The issue for this court to resolve is whether the reasoning of the Supreme Court in Radzanower permits a different conclusion where E.R.I.S.A. is involved. When the Radzanower tests are applied to the instant case the conclusion is inescapable that Capital National Bank must be dismissed for improper venue. Section 502(e)(2) of E.R.I.S.A., 29 U.S.C. § 1132(e)(2), cannot be said to be in "irreconcilable conflict" with Section 94 of the Banking Act. Enforcement of some claims under E.R.I.S.A. may be made more difficult by the § 94 restriction because pension and profit sharing plans covered by E.R.I. S.A. often utilize institutional trustees.

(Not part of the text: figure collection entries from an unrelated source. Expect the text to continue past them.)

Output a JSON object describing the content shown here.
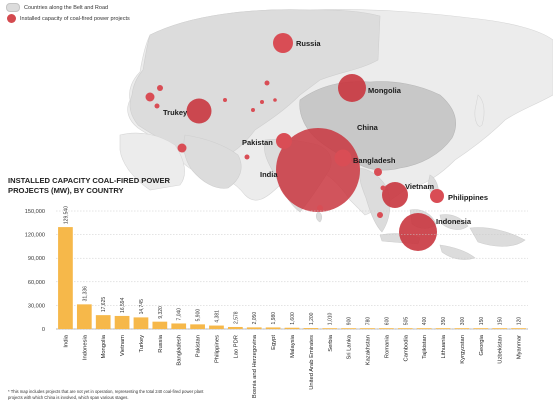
{
  "legend": {
    "region_label": "Countries along the Belt and Road",
    "bubble_label": "Installed capacity of coal-fired power projects"
  },
  "map_labels": [
    {
      "text": "Russia"
    },
    {
      "text": "Mongolia"
    },
    {
      "text": "Trukey"
    },
    {
      "text": "China"
    },
    {
      "text": "Pakistan"
    },
    {
      "text": "Bangladesh"
    },
    {
      "text": "India"
    },
    {
      "text": "Vietnam"
    },
    {
      "text": "Philippines"
    },
    {
      "text": "Indonesia"
    }
  ],
  "colors": {
    "bubble": "#c9363f",
    "bubble_small": "#d94d55",
    "bar": "#f6b84a",
    "region_highlight": "#dcdcdc",
    "land": "#ececec",
    "china": "#c8c8c8"
  },
  "chart_data": {
    "type": "bar",
    "title": "INSTALLED CAPACITY COAL-FIRED POWER PROJECTS (MW), BY COUNTRY",
    "ylim": [
      0,
      150000
    ],
    "yticks": [
      "150,000",
      "120,000",
      "90,000",
      "60,000",
      "30,000",
      "0"
    ],
    "categories": [
      "India",
      "Indonesia",
      "Mongolia",
      "Vietnam",
      "Turkey",
      "Russia",
      "Bangladesh",
      "Pakistan",
      "Philippines",
      "Lao PDR",
      "Bosnia and Herzegovina",
      "Egypt",
      "Malaysia",
      "United Arab Emirates",
      "Serbia",
      "Sri Lanka",
      "Kazakhstan",
      "Romania",
      "Cambodia",
      "Tajikistan",
      "Lithuania",
      "Kyrgyzstan",
      "Georgia",
      "Uzbekistan",
      "Myanmar"
    ],
    "values": [
      129540,
      31336,
      17625,
      16594,
      14745,
      9320,
      7040,
      5900,
      4381,
      2578,
      2050,
      1980,
      1600,
      1200,
      1010,
      900,
      780,
      600,
      505,
      400,
      350,
      300,
      150,
      150,
      120
    ],
    "value_labels": [
      "129,540",
      "31,336",
      "17,625",
      "16,594",
      "14,745",
      "9,320",
      "7,040",
      "5,900",
      "4,381",
      "2,578",
      "2,050",
      "1,980",
      "1,600",
      "1,200",
      "1,010",
      "900",
      "780",
      "600",
      "505",
      "400",
      "350",
      "300",
      "150",
      "150",
      "120"
    ]
  },
  "footnote": "* This map includes projects that are not yet in operation, representing the total 240 coal-fired power plant projects with which China is involved, which span various stages."
}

Frequently, the institutional trustee will be a bank, and in many instances a national bank. However, this difficulty in enforcement does not rise to the level where it can be said that § 94 must be pro tanto repealed in order to make E.R.I.S.A. work. Silver v. New York Stock Exchange, 373 U.S. 341, 83 S. Ct. 1246, 10 L. Ed. 2d 389 (1963). In addition, nothing in the legislative history of E.R.I.S.A. indicates that Congress considered the repeal of § 94 when E.R.I.S.A. was enacted. If any inconvenience does flow to E.R.I.S.A. litigants as a result of the § 94 venue restriction, Congress is the proper branch to rectify the situation, not the courts.

For the above reasons, it is

ORDERED AND ADJUDGED that the motion of defendant Capital National Bank to dismiss for improper venue is granted.

NOTES

[1] ___ U.S. ___, 96 S. Ct. 1989, 48 L. Ed. 2d 540, 44 U.S.L.W. 4762 (1976).